'Somewhere' (R)

The best movie directors aren’t just masters of technical craft: They also are artists capable of showing you the world through their eyes — of making you see and feel exactly what they do. With Somewhere, her fourth, smallest and most risky film, writer-director Sofia Coppola succeeds at the difficult task of turning moments of apparent nothingness — a scene of a man alone in a hotel room, quietly smoking; a shot of a father and daughter sunbathing at poolside — into eloquent insights into the moods and psyches of her characters. Filmed by cinematographer Harris Savides in the seductive haze that is typical of Los Angeles, Somewhere is filled with long, uninterrupted shots in which little seems to happen, but Coppola holds and holds on them, until they’re suddenly suffused with emotion.

Coppola’s previous pictures (The Virgin Suicides, Lost in Translation, Marie Antoinette) all had an air of stylish artiness. Watching them, you felt they were made by someone who was experimenting with the boundaries of conventional storytelling but still observing its confines. With Somewhere, though, Coppola goes whole hog into minimalist mode: This is an intentionally fanciful, gossamer movie, extremely personal and heartfelt, influenced in equal parts by Michelangelo Antonioni (although never so elusive) and Gus Van Sant (just not quite so self-conscious).

On the surface, the film tells the perfectly accessible story of Johnny Marco (Stephen Dorff), a hotshot Hollywood movie star who lives in the Chateau Marmont, the famed hotel that serves as hideaway (and occasional final destination) for the rich and glamorous. When he’s not making a film, Johnny hangs around the hotel, has sex with hookers, drinks and smokes, attends the occasional party, drives around in his black Ferrari and indulges in the occasional drug. He can have any woman he wants (his pick-up line is simply “Hi, I’m Johnny”) yet his life is utterly empty, and he seems neither able nor willing to do anything about filling it.

In a tricky performance that often requires the actor to convey a lot of information without saying a word, Dorff plays Johnny as a buoy drifting along with the current. Johnny’s career has brought him great wealth and fame, so he must be doing something right. But he has become completely disconnected from the world: He is as bored watching twin, pole-dancing strippers as he is at a press conference at which journalists lob inane questions.
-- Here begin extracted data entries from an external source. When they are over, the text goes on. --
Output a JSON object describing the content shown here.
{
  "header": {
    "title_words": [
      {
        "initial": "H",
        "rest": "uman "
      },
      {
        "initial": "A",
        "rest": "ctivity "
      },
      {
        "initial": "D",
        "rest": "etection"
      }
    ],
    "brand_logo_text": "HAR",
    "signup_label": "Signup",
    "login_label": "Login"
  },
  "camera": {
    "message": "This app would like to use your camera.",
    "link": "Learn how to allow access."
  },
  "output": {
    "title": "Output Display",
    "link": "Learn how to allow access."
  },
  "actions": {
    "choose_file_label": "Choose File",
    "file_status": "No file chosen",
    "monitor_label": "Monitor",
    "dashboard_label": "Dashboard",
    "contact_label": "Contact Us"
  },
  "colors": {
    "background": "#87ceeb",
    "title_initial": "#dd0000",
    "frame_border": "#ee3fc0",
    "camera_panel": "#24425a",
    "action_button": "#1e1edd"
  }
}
Then enters Cleo (Elle Fanning), his 11-year-old daughter, who lives with her mother and spends the occasional weekend with her divorced dad. Cleo’s mom has gone away to take some time off from single parenthood, and Cleo shows up at Johnny’s room, needing for him to be a father for much longer than usual. So Johnny incorporates his daughter into his life, jetting off with her to Milan to accept an award on Italian TV or playing Guitar Hero with her and taking her to ice-skating practice. And gradually, silently, Cleo’s unconditional love for her father — whom she doesn’t fully understand but adores blindly — changes something in Johnny.

This all sounds a lot more trite than it plays, because Coppola rarely spells anything out in Somewhere. Instead, she simply allows her camera to observe but always points us toward memorable details. Scenes such as the one in which Cleo marvels at the size of his gigantic hotel suite in Italy make you think of Coppola’s upbringing by her famous father Francis. (She was the baby being baptized at the end of The Godfather, made cameos in The Outsiders and Rumble Fish when she was just about Cleo’s age and was torn apart by critics when she took over as Michael Corleone’s daughter from an exhausted Winona Ryder in The Godfather Part III.) But Coppola, who currently lives in New York (after a stint in Paris) and has two children, is also far enough removed from Hollywood to reflect on the movie-star lifestyle with insight and melancholy.

Somewhere isn’t merely about the hollowness of L.A.’s fast lane or a study of moneyed West Coast ennui (such as Bret Easton Ellis, minus the violence and murders). Those are shallow readings of a tender, beautiful film that demands an open heart and delves into much more universal themes, told strictly from a male perspective (a first for Coppola). This is a study of a Lost Boy who, in the process of enjoying his impossibly pampered life, forgot how to care about anything or anyone, including himself. Then he remembers and climbs back on the horse.

Cast: Stephen Dorff, Elle Fanning, Chris Pontius, Michelle Monaghan.

Writer-director: Sofia Coppola.

Producers: G. Mac Brown, Roman Coppola, Sofia Coppola.

A Focus Features studios release. Running time: 92 minutes. Vulgar language, sexual situations, nudity, adult themes. Opens Friday Jan. 21 in Miami-Dade: South Beach; in Broward: Gateway; in Palm Beach: Delray, Cinemark, Palm Beach Gardens.